Florida's state-run insurer absolutely should be rooting out fraud and incompetence that is inflating hurricane-mitigation discounts for homeowners. But Citizens Property Insurance Corp.'s board of directors should not award a no-bid $60 million contract to a private vendor who has not tackled a project of this size. The board should reconsider and seek competitive bids.
Citizens' action, which drew only one dissenting vote from former state Rep. Carlos Lacasa of Miami, is an affront to all Florida insurance policyholders. All policyholders are on the hook whenever the state-backed entity's coffers run dry, and they already are paying assessments by Citizens for the 2004 and 2005 hurricanes. Plus, Citizens' plan to reinspect up to 400,000 of the 1 million homes it insures will set an industry precedent. There is no guarantee, without a competitive bidding process, that Citizens has struck the best deal for itself and, by extension, the entire industry.
At issue is the $700 million in mitigation discounts Citizens customers are claiming each year under a state program that encouraged homeowners to harden their homes against hurricanes. Anecdotal evidence suggests that the program's primary function — providing free inspections to homeowners to document mitigation efforts for the insurance discounts — also spawned significant cases of fraud and shoddy inspection work.

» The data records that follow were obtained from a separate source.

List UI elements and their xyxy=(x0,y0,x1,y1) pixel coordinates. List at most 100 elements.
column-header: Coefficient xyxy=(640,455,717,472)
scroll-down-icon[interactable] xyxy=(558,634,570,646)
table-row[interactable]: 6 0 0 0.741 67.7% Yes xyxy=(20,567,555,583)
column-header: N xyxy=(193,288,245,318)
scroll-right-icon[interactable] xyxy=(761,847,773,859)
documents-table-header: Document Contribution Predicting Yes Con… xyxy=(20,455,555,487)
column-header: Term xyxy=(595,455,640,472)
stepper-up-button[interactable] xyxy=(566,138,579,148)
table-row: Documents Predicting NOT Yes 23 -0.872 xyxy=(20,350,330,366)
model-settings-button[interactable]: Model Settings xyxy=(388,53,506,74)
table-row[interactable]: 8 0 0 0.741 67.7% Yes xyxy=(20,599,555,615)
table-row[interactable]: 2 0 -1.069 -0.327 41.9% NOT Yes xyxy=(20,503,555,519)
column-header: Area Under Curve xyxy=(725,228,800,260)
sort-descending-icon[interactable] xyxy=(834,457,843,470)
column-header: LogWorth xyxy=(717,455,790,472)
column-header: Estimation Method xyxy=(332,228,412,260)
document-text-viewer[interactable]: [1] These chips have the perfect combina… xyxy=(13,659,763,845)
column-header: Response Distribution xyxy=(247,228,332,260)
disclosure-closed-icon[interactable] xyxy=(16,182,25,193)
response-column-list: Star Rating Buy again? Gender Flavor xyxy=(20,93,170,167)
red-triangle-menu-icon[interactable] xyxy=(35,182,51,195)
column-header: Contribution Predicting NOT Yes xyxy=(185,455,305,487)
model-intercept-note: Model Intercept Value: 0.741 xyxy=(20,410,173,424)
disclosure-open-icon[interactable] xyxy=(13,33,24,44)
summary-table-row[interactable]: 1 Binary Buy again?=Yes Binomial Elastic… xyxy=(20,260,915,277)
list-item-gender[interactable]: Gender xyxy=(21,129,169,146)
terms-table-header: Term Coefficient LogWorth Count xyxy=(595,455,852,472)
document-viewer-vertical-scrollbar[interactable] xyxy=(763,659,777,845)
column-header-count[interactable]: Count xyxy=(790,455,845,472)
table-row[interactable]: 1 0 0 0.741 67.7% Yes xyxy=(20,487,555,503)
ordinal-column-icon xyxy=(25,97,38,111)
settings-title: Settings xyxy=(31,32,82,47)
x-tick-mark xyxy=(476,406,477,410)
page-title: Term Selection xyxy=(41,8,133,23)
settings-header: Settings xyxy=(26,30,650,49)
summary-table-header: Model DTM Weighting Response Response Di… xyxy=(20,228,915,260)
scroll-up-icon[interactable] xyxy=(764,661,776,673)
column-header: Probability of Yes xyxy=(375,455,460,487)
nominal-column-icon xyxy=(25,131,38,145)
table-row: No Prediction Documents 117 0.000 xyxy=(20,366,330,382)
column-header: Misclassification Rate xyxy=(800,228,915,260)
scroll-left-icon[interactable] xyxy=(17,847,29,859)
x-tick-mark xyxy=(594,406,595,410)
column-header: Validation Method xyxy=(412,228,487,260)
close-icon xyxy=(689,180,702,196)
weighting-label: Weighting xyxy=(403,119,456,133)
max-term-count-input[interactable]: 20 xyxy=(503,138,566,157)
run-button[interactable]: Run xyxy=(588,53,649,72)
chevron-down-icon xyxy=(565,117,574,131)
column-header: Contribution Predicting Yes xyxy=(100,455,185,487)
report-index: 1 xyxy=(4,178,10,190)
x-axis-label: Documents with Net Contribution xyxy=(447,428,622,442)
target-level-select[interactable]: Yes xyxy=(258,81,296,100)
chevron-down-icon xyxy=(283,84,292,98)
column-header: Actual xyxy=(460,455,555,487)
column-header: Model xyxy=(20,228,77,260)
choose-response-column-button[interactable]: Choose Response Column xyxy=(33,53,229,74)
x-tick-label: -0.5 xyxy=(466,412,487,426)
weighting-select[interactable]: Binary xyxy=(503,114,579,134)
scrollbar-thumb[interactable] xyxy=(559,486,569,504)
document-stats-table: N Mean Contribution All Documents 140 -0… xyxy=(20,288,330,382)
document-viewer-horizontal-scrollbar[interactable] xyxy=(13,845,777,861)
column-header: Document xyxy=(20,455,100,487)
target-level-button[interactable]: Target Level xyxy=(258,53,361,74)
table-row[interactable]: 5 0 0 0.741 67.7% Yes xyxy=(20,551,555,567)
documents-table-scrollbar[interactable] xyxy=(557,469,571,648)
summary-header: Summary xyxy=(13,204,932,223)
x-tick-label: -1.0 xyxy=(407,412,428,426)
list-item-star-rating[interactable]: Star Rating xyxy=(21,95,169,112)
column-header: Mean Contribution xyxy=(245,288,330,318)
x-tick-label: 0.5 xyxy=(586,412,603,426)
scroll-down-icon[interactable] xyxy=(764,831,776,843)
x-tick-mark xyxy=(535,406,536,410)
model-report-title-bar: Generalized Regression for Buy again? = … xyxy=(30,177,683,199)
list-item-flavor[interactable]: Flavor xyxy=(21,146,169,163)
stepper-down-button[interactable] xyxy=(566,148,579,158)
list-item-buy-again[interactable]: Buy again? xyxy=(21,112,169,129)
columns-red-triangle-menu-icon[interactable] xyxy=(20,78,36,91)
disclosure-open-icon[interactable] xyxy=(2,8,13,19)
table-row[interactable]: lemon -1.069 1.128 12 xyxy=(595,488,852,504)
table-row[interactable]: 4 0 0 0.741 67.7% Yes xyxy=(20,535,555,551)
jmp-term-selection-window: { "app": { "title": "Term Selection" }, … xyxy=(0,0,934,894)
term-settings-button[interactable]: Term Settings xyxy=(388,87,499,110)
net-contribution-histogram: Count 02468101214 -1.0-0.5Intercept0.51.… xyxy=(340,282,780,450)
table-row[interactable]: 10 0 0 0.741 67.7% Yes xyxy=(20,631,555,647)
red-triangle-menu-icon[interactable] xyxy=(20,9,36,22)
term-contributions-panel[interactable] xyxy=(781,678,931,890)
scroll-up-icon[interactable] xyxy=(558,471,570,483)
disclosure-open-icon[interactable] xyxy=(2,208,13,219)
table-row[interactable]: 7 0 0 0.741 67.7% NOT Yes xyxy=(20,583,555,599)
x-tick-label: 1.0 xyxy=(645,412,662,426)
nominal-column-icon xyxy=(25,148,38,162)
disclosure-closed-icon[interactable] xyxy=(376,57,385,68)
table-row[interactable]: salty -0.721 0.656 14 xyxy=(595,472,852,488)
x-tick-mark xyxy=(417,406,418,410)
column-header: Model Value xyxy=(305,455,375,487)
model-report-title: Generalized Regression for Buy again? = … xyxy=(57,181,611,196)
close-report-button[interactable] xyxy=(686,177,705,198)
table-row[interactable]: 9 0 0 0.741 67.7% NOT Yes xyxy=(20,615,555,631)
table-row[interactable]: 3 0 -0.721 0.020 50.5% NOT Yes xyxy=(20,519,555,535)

One private insurer who assumed Citizens policies found, upon reinspection, that more than 50 percent of homes were receiving discounts for improvements that didn't exist, Citizens staff have said. When the private insurer, Magnolia, told customers it wouldn't honor the discounts, many returned to Citizens, where they still qualified for discounts and a lower premium. The Citizens staff recommended the company also begin reinspecting.
That is not a bad plan, if executed properly. Even at $60 million, the program could pay for itself in one year. But Citizens has already failed in the execution. At the Oct. 23 board meeting, with little notice, the Citizens staff won authority to negotiate a no-bid deal for the reinspection program with Inspection Depot Inc. The Jacksonville software company's owner, Michael Rowan, had another company, AmeriPro, that participated in the initial state inspection program but was dropped because of its quality assurance rating. Rowan has acknowledged he has never tackled a project this size, but he and Citizens staff contend Inspection Depot has unique software perfect for what Florida's largest insurer needs.
Lacasa, along with another board member who left before the vote, Allan Katz of Tallahassee, unsuccessfully argued that Citizens needed to seek competing offers. The rushed deal is already showing signs it should be reconsidered. Only last week — after competitors expressed concerns that Inspection Depot would funnel all reinspections to Rowan's AmeriPro — did Citizens announce it would limit AmeriPro to 500 homes in the initial phase of the program.
That's not enough. The effort Citizens is undertaking will set the standard for Florida's insurance industry, where private insurers are also contemplating widespread reinspection programs. Whoever oversees Citizens' program will enjoy a competitive advantage for that work as well — all the more reason Citizens must insure it is choosing the best solution at the best price. That requires bids from more than a single vendor.